Pierre Quesneville au nom de la Terre Sainte
En France les Commissaires de la Terre Sainte sont mis en place dans les années 1630. Quelques noms de frères portant ce titre sont connus (Dominique Gillet, Jean de La Haye), mais on ignore tout du contenu de leur charge et de leur mode de fonctionnement. L’historien Pierre Moracchini a retrouvé quelques documents relatifs à Pierre Quesneville, Commissaire de la Terre Sainte en France de 1734 à au moins 1751.
Né en 1675, Pierre Quesneville (ou Quenneville) fait profession au couvent des cordeliers de Rouen à l’âge de 18 ans et demi, le 15 février 1693. Nous connaissons quelques-unes des étapes de sa vie de religieux : confesseur des clarisses d’Argentan, secrétaire du ministre provincial, vicaire du couvent des cordeliers de l’Ave Maria à Paris. Il prêche des Avents et des carêmes dans plusieurs paroisses et couvents de la capitale. Le 8 mars 1734, à Madrid, Jean de Soto, ministre général de l’Ordre des Frères Mineurs, l’institue Commissaire général de la Terre Sainte pour la France, nomination qui est confirmée par des lettres patentes du roi Louis XV. On sait Pierre Quesneville toujours titulaire de cette charge en 1751 mais la date de son décès nous est inconnue.

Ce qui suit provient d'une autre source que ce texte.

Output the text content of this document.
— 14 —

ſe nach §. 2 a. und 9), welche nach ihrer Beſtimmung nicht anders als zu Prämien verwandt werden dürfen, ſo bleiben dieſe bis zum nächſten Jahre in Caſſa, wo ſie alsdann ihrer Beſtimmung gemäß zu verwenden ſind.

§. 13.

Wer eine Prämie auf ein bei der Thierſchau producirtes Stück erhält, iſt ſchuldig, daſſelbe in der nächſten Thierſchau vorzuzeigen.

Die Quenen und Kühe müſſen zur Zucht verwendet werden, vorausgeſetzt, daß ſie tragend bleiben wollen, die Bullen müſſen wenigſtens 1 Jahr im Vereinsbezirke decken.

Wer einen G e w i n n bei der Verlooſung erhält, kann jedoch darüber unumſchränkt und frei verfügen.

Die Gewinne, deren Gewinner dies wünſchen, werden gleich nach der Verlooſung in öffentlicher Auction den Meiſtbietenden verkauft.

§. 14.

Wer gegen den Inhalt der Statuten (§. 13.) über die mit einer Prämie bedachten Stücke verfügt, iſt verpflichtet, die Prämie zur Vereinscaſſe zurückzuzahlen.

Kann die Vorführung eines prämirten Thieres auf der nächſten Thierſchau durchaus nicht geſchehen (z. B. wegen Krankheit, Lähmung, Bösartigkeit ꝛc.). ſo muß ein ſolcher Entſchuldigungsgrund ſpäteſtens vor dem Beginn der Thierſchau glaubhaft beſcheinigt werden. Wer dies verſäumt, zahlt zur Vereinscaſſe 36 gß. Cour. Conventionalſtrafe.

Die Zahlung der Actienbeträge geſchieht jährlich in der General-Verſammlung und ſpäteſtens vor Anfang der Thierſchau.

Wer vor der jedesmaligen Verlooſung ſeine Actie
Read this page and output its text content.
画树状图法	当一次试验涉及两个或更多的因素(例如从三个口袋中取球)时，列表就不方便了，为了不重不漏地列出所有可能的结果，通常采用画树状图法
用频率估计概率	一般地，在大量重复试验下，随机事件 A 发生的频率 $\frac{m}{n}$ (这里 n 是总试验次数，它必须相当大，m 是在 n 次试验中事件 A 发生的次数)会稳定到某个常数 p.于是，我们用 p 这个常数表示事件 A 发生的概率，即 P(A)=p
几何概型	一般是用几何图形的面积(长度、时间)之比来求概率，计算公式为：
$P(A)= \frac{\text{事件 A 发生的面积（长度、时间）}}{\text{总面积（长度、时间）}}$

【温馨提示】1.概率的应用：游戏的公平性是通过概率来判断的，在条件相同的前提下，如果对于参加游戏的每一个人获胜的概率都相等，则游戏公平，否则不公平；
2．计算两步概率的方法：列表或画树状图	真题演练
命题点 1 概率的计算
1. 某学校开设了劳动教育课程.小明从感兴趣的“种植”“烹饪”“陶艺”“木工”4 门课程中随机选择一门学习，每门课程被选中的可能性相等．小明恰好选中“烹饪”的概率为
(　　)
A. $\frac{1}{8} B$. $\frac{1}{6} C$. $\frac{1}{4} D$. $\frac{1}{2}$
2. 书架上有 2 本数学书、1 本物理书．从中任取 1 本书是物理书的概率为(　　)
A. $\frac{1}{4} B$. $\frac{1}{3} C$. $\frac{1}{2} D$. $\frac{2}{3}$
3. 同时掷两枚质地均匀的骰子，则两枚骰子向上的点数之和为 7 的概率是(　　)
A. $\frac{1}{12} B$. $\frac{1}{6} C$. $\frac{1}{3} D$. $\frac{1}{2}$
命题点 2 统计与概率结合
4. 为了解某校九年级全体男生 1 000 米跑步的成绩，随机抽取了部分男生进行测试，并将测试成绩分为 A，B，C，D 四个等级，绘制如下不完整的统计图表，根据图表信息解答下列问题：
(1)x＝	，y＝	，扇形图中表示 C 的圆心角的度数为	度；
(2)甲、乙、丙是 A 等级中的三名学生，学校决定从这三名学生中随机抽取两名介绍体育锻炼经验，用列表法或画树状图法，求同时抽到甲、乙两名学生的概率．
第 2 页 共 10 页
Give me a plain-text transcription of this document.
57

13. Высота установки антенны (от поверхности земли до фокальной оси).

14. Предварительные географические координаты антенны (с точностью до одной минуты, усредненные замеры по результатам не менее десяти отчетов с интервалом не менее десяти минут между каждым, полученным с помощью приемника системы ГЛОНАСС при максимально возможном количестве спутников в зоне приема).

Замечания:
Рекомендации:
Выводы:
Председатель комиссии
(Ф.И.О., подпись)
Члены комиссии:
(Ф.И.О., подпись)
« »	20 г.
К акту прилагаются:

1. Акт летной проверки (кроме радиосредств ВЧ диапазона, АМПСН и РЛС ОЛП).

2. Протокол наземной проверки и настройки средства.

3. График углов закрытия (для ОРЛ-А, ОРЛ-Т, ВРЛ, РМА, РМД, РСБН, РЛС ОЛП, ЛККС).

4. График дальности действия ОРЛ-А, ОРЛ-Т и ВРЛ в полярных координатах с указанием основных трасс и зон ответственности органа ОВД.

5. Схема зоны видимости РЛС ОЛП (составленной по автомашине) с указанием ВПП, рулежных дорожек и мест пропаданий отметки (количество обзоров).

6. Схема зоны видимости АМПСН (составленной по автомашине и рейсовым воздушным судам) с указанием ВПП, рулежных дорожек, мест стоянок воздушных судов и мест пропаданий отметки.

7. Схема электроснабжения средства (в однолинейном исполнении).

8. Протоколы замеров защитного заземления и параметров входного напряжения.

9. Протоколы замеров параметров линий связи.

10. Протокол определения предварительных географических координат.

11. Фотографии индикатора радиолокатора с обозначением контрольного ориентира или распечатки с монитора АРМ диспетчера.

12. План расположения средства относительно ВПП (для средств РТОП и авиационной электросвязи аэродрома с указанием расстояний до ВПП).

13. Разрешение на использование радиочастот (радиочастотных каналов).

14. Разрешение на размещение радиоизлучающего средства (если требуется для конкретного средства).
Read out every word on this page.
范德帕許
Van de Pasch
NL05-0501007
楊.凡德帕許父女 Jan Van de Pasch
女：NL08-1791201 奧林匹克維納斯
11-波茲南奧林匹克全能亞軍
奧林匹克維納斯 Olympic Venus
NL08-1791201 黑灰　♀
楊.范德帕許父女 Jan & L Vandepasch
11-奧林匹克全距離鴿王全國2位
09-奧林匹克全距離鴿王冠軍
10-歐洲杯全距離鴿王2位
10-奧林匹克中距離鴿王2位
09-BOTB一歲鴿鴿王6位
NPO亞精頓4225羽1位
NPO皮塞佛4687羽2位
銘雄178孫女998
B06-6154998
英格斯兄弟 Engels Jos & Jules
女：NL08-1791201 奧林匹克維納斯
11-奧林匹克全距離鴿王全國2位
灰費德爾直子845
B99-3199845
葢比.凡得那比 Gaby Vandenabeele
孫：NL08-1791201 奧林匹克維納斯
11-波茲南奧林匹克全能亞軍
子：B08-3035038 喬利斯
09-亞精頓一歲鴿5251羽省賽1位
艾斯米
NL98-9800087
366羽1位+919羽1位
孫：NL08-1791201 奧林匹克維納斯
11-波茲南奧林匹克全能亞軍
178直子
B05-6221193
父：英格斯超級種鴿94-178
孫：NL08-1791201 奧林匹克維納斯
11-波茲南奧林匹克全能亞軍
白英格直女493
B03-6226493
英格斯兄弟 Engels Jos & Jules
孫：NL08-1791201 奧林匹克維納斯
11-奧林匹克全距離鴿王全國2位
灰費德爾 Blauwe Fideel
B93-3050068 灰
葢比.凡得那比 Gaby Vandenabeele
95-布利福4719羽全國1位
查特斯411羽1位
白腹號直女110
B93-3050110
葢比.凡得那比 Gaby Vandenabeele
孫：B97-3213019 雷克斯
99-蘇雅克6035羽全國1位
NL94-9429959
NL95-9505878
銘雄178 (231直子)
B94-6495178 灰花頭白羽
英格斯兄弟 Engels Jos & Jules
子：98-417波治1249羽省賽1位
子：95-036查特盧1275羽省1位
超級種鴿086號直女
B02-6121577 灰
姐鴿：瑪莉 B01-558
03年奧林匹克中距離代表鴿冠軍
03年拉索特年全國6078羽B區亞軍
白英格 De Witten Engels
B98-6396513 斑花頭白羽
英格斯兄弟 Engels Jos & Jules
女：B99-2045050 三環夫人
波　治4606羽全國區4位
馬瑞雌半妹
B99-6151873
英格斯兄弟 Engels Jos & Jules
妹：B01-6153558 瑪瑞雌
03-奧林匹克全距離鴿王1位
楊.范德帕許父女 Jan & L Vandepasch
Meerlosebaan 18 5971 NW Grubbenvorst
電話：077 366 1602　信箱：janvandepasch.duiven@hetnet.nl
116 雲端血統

L’organisation de la quête pour les Lieux saints
Conservé à la BnF, un décret de l’évêque de Toul, autorise la quête demandée par Pierre Quesneville et en précise les modalités. Ce texte est daté du 16 mars 1739, soit une dizaine de jours avant le Vendredi saint (27 mars), ce qui laisse supposer que ladite quête a pu se dérouler, comme nous le pratiquons aujourd’hui, au jour de la crucifixion, le Vendredi saint. Les prêtres sont invités à l’annoncer au prône de la messe paroissiale du dimanche précédent et à exhorter “leurs paroissiens à contribuer libéralement à la subsistance des Religieux et des fidèles qui habitent ses Saints Lieux, pour lesquels tous les chrétiens ont toujours eu tant de vénération et de respect, et où, au milieu d’une Nation infidèle et ennemie du nom de Chrétien, ils ne peuvent trouver de secours que dans la Charité de leurs Frères”. Une fois la quête effectuée, chaque curé doit la remettre à son doyen, qui l’apporte à Toul et la remet à M. de Maxey, notable local qualifié de “Procureur de Terre Sainte”. On peut supposer qu’il existait alors un Procureur par diocèse, et on sait qu’au niveau national, les comptes étaient tenus par un laïc particulièrement dévot, Claude-Denys Cochin, le père du fondateur du célèbre hôpital parisien.
Exhorter les fidèles à la générosité
Joint à ce décret épiscopal, un tract imprimé, signé de Pierre Quesneville, a pour objectif de susciter la générosité de “Ms et Dames” les fidèles. Le franciscain rappelle que la Terre Sainte “opprimée par les infidèles, et oubliée des chrétiens, est comme épuisée”. La Custodie doit payer de multiples impôts et rançons aux Turcs ; entretenir vingt-quatre couvents “d’où l’on tire des curés pour la Palestine” ; assister les pauvres, protéger les pèlerins, racheter des esclaves, payer des voyages, entretenir des sanctuaires, surtout le “Saint-Sépulcre de Jésus-Christ et celui de la Sainte Vierge”. La conclusion de ce plaidoyer n’a rien perdu de son actualité et mérite d’être lue avec attention : “Que votre piété se laisse donc toucher par les afflictions de l’Église du Levant qui nous a tous enfantés dans le Sang du Sauveur, et pour laquelle l’Apôtre Saint Paul se faisait un devoir de ramasser lui-même les Aumônes des Fidèles. Par là vous deviendrez les héritiers de la piété de vos Ancêtres, et participerez aux saints Sacrifices et bonnes œuvres des Ministres du Seigneur et de tant de pauvres Chrétiens vos Frères, qui lorsqu’ils adorent Jésus-Christ dans le lieu même où il a vécu, imitent aussi sa Passion par les opprobres auxquels ils sont sujets, jusqu’à ne pouvoir se conserver la vie qu’autant qu’ils la peuvent racheter à prix d’argent.”